8 - Version

Suite du texte de Pérrone : fresques murales...

Fresque de la "villa des Mystères" à PompéiInformations[1]

Ego autem collecto spiritu non destiti totum parietem persequi. Erat autem uenalicium titulis pictis, et ipse Trimalchio capillatus caduceum1 tenebat Mineruaque ducente2 Romam intrabat. Hinc quemadmodum ratiocinari didicisset, deinque dispensator factus esset, omnia diligenter curiosus pictor cum inscriptione reddiderat. In deficiente uero iam porticu3 leuatum mento in tribunal excelsum Mercurius rapiebat. Praesto erat4 Fortuna cornu abundanti5 copiosa et tres Parcae aurea pensa torquentes. Notaui etiam in porticu gregem cursorum cum magistro se exercentem. Praeterea grande armarium in angulo uidi, in cuius aedicula erant Lares argentei positi Venerisque signum marmoreum et pyxis aurea non pusilla, in qua barbam ipsius6 conditam esse dicebant.

Petrone, Satiricon, XXIX

Question

En vous aidant des outils à votre disposition, traduisez le texte ci-dessus.

Indice

  1. caduceus, -i ou caduceum, -i : caducée, sorte de baguette qui servait d'emblème au dieu Mercure.

  2. Mineruae ducente : ablatif absolu. On ne peut pas ne pas penser à Ulysse guidé par Athéna...

  3. in deficiente porticu : au bout du portique.

  4. erat a deux sujet : Fortuna, et tres Parcae ; mais il est au singulier par accord avec le plus proche. Revoir l'accord du verbe.

  5. cornu abundanti : complète "copiosa" ; la corne d'abondance est un récipient en forme de corne, débordant de fleurs, de fruits, de miel... et emblème de la Fortune. Son origine serait la corne de la chèvre Amalthée, qui nourrit Zeus lorsqu'il était bébé.

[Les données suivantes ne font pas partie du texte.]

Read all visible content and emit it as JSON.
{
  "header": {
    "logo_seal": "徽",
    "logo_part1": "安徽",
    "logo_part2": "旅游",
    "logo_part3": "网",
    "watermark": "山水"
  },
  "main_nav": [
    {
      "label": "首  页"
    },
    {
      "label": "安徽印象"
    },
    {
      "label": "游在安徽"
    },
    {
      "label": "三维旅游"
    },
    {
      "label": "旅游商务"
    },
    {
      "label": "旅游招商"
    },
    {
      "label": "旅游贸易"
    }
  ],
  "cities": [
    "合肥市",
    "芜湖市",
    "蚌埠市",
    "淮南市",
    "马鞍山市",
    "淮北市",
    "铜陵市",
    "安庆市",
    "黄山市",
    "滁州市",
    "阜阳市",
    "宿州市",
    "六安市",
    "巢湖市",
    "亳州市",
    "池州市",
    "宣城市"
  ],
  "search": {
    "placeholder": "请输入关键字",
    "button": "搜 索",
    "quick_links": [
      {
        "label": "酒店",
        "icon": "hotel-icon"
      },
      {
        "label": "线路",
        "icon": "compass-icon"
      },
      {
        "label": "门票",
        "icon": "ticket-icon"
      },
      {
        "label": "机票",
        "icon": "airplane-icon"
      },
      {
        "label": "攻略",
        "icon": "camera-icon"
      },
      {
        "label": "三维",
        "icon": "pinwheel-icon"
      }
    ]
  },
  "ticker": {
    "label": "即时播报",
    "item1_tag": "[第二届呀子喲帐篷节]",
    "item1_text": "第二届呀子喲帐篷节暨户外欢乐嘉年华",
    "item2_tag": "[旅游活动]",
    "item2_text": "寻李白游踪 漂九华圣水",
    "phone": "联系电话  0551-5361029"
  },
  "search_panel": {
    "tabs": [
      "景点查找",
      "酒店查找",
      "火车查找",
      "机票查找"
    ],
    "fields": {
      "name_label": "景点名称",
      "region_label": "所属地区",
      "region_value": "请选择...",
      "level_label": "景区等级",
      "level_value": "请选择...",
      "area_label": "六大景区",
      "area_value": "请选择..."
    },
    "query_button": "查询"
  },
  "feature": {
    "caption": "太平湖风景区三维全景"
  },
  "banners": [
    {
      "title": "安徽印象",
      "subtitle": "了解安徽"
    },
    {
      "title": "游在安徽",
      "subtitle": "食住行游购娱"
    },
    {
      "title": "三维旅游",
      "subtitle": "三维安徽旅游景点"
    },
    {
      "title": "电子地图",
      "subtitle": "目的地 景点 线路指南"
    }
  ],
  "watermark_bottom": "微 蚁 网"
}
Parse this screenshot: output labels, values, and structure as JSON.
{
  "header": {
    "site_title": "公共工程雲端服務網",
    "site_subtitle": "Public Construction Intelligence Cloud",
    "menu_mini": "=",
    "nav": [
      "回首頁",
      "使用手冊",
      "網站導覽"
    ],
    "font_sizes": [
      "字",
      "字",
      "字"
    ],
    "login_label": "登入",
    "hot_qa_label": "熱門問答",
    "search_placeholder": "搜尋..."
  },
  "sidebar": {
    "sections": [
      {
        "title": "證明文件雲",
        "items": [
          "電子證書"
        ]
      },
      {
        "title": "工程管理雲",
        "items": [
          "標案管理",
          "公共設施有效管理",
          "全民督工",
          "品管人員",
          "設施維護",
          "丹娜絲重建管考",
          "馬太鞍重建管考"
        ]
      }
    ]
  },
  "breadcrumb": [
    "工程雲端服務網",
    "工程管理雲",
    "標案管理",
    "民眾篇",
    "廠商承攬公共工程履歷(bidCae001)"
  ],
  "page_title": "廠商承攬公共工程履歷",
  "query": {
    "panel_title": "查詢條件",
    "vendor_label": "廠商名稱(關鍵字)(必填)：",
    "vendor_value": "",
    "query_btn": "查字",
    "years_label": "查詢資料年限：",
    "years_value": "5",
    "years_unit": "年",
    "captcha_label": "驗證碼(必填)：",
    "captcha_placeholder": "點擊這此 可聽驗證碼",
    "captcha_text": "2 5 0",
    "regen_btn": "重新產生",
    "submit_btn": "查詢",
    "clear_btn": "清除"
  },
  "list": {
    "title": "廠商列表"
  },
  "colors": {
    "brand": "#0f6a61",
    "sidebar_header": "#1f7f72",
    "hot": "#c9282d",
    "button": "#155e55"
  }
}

  6. ipsius renvoie à Trimalcion.

Solution

Quant à moi, quand j'eus repris mon souffle, je parcourus sans désemparer tout le mur. Il y avait un marché d'esclaves avec leurs écriteaux peints, et Trimalcion lui-même, avec de longs cheveux, tenait un caducée et, sous la conduite de Minerve, entrait dans Rome. Ensuite, comment il avait appris à compter, puis comment il était devenu intendant, le peintre minutieux avait représenté tout cela avec soin, avec une légende. Au bout du portique, Mercure emportait Trimalcion sur une haute tribune, l'ayant soulevé par le menton. Tout à côté se tenaient la Fortune, riche de sa corne d'abondance, et les trois Parques filant une laine d'or. Je remarquai aussi dans le portique une troupe de coureurs à pied s'exerçant avec leur entraîneur. En outre, je vis dans un coin une grande armoire dans la niche de laquelle étaient des Lares d'argent, une statue en marbre de Vénus, et une boîte d'or qui n'était pas toute petite, dans laquelle on disait qu'était cachée la barbe de Trimalcion en personne.